Ich liebe die Schmuckausgaben aus dem Coppenrath-Verlag, denn hier bietet sich einem ein ganz besonderes Leseerlebnis. Dank der hochwertigen Gestaltung und der vielen Extras, die sich zwischen den Seiten verstecken, taucht man förmlich in die Handlung ein.
Von Thomas Hardy hatte ich zuvor noch nichts gelesen und ich freue mich das ich durch "Tess" endlich auch diesen Klassiker lesen durfte. Der englische Schriftsteller hat mit "Tess" einen ganz besonderen Roman geschrieben, der die Gesellschaft zur damaligen Zeit genauer unter die Lupe nimmt und in Frage stellt.
Tess Durbeyfield ist die Hauptprotagonistin, die die älteste Tochter einer armen Familie von Landarbeitern ist. Ihr Leben verändert sich drastisch als ihr Vater vom Pfarrer erfährt, dass die Durbeyfields angeblich adliger Abstammung seien. Unglückliche Umstände führen dazu das die Familie ihr Zugpferd verliert. Gerade finanziell gesehen ist das eine Katastrophe für die Familie. Da wird die Entscheidung getroffen Tess zu Mrs. d'Urberville, einer vermeintlichen Verwandten, geschickt. In Trantridge angekommen trifft Tess auf den Sohn des Hauses, Alec, der Gefallen an der hübschen Frau findet. Tess wird im weiteren Verlauf Alec Geliebte, bis sie sich von ihm abwendet und wieder nach Hause zu ihrer Familie zurückkehrt. Einige Zeit später heiratet Tess Angel Clare, den Sohn des Pfarrers, der Tess wiederum verstößt, nachdem er erfährt das sie keine Jungfrau mehr ist. Seine Moralvorstellungen führen ihn dazu Abstand zu seiner Frau zu nehmen, was für Tess zu eine Katastrophe führt.

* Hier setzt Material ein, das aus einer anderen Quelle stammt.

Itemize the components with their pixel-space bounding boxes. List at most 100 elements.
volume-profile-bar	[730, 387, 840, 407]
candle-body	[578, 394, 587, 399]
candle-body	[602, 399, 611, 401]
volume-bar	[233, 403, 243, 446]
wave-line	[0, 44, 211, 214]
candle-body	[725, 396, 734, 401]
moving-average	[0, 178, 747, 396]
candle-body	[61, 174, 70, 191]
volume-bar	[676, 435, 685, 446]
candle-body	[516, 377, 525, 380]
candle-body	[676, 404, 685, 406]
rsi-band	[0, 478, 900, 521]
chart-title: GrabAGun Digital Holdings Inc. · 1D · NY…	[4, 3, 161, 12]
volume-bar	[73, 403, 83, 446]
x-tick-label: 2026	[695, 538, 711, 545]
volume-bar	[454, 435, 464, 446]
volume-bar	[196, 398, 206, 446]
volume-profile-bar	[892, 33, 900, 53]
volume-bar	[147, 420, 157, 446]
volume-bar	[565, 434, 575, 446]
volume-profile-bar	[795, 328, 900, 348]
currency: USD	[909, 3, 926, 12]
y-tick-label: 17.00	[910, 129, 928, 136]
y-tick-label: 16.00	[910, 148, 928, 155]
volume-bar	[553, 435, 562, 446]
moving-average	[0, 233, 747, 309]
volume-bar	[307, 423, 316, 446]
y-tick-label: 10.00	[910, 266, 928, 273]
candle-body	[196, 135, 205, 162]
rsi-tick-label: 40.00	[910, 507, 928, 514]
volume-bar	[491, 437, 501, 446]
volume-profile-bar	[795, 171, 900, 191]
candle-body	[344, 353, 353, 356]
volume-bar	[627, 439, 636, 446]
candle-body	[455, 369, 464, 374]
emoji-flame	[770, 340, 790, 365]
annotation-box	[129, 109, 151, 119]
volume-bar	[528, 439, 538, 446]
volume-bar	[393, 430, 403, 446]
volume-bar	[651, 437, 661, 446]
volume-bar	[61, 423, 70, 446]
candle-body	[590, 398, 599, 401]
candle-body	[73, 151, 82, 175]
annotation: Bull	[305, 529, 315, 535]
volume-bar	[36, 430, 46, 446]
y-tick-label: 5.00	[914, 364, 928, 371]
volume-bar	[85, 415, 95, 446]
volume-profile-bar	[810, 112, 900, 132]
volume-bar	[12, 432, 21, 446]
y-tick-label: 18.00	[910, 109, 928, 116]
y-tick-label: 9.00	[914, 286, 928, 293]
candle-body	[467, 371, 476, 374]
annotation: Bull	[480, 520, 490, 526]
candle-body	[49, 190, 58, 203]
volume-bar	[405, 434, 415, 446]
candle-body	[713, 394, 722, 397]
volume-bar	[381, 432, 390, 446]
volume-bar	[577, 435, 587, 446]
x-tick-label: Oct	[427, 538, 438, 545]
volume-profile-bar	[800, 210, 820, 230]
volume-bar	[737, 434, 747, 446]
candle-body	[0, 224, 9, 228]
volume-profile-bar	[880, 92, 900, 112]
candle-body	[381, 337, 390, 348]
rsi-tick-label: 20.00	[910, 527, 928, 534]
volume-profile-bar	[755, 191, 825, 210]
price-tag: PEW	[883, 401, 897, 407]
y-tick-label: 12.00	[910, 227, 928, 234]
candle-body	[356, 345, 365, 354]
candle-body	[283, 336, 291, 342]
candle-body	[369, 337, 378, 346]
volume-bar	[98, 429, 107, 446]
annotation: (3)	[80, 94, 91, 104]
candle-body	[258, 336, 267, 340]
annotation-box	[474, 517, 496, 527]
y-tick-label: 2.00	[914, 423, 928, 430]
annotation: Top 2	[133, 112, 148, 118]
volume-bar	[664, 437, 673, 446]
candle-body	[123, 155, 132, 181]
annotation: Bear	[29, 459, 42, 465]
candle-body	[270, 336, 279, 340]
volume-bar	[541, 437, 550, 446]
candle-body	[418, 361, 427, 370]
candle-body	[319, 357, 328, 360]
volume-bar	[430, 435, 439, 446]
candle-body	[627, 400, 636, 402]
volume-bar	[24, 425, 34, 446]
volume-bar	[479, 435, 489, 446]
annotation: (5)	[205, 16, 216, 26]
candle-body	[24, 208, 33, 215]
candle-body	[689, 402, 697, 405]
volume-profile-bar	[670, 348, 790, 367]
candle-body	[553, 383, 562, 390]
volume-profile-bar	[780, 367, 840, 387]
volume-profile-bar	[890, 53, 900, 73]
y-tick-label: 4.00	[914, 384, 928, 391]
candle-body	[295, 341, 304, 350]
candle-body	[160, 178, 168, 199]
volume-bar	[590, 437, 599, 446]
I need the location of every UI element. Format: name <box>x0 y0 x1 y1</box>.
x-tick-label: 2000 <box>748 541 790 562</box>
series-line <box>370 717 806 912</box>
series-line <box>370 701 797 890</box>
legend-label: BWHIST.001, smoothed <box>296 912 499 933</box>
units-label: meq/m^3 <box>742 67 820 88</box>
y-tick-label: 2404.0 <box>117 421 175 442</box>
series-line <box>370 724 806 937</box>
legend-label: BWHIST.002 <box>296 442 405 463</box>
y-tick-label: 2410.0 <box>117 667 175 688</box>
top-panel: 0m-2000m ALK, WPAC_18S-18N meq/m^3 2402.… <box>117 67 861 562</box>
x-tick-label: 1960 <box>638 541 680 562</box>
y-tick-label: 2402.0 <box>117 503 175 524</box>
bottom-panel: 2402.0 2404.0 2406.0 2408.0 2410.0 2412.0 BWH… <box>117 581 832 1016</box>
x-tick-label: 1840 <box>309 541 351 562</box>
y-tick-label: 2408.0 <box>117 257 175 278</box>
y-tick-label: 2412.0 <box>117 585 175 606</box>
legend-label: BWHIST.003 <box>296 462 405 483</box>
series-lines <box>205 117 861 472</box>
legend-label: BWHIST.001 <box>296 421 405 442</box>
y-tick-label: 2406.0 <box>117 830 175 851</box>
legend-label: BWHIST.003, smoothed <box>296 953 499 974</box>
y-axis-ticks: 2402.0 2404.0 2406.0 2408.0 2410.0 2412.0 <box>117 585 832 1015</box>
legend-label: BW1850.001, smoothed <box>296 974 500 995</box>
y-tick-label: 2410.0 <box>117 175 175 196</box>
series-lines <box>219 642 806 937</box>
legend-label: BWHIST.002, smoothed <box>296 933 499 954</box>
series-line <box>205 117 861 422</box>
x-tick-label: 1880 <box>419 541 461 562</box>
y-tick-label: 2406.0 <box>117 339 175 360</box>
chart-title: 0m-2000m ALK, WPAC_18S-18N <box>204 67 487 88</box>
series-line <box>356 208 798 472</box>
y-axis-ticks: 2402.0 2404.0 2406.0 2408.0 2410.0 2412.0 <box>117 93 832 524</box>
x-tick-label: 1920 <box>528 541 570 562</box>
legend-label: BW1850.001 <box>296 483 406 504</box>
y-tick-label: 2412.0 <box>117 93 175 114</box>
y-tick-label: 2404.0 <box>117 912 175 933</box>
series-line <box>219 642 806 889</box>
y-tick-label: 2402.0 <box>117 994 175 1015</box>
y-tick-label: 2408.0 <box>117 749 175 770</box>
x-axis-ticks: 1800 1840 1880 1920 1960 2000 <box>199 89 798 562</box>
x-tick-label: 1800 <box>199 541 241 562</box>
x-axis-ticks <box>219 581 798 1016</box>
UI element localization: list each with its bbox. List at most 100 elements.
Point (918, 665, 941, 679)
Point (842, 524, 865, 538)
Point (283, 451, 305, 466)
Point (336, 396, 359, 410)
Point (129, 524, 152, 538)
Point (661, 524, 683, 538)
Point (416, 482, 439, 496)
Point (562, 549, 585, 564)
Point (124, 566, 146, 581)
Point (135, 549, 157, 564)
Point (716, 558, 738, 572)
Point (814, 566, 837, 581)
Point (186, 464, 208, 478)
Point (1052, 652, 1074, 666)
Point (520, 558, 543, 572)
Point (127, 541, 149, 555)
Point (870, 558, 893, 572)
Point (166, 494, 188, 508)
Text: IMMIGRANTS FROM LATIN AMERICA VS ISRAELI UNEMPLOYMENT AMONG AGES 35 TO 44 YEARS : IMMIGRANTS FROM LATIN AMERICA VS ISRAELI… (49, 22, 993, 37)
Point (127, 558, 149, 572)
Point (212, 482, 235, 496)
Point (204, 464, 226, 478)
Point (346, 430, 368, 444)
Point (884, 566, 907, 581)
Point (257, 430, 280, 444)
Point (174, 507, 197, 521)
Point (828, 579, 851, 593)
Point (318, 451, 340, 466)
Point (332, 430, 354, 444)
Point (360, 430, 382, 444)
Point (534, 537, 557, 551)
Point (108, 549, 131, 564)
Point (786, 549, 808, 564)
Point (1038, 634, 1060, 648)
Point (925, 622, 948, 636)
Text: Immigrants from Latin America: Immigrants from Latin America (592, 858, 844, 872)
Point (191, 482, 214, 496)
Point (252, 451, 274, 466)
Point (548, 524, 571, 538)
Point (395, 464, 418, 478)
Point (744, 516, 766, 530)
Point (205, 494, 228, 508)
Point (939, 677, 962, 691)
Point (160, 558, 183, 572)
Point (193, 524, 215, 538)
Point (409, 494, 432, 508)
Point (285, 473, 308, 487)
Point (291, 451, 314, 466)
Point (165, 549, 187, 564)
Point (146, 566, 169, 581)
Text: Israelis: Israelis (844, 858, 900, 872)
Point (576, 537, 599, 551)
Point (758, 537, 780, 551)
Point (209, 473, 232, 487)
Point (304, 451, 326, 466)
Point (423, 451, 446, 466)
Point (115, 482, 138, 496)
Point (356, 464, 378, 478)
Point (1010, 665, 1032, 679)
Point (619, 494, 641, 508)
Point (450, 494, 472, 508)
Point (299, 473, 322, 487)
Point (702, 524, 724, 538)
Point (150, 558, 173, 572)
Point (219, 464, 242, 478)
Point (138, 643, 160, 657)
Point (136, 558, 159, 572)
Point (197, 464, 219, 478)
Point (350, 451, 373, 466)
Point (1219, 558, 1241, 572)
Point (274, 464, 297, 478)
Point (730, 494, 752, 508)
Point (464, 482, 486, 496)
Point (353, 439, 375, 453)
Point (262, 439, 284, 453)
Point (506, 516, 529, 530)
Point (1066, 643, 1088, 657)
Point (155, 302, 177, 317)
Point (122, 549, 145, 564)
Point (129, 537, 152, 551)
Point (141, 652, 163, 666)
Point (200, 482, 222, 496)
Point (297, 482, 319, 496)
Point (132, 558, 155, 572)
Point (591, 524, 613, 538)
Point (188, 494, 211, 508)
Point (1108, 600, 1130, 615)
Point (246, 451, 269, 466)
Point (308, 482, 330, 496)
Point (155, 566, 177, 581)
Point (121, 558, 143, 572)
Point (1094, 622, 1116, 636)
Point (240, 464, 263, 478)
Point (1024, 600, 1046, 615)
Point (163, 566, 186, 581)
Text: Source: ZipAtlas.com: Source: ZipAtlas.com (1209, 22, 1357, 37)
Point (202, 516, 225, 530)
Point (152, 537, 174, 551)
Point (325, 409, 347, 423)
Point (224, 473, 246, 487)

Für mich war der Werdegang der Hauptprotagonistin keine leichte Kost. Ich habe förmlich mitgelitten und -gefiebert und habe Tess nur das Beste gewünscht. Mehr als einmal erlebt man wie schwerwiegend veraltete Moralvorstellungen wie auch die Doppelmoral eine Rolle im Leben der Charaktere spielen. Vor allem Tess leidet sehr darunter. Während es z.B. für Angel in Ordnung ist vor der Ehe eine Beziehung einzugehen, ist es für Tess gesellschaftlich undenkbar. Obwohl sie sich Angel anvertraut, schreckt er plötzlich vor ihr zurück und brandmarkt Tess damit. Umso deutlicher zeigt sich wie intransparent Paare voreinander agieren.
Auch wenn sich die männlichen Charaktere gerne als Freigeist bezeichnen ist es doch Tess, die unter ihren Ansichten zu leiden hat. Weder von ihrem Mann noch von ihrer großen Liebe, erhält sie den Rückhalt, den sie so dringend braucht. Immerhin hat sie durch Alec und Angel viel durchlebt. Für einen Literaturklassiker finde ich die Thematik auch heute noch sehr aktuell und interessant. Mich hat Tess Geschichte sehr mitgenommen und emotional sehr berührt. Das hat mich manchmal in meiner Lesebegeisterung etwas gehemmt, denn Tess Schicksal hat mich manchmal etwas runtergezogen und am liebsten hätte ich sie mehr als einmal in den Arm genommen. Tess ist eine großartige Erzählung, die nicht schöner herausgegeben werden könnte. Dieser Augenschmaus hat mich während meiner Lektüre auf eine unglaubliche Zeitreise geführt.
Gerade Leser von Literaturklassikern werden an dieser Geschichte ihre Freude haben. Ich freue mich sehr das so eine wundervolle Ausgabe von Thomas Hardy bei mir einziehen durfte.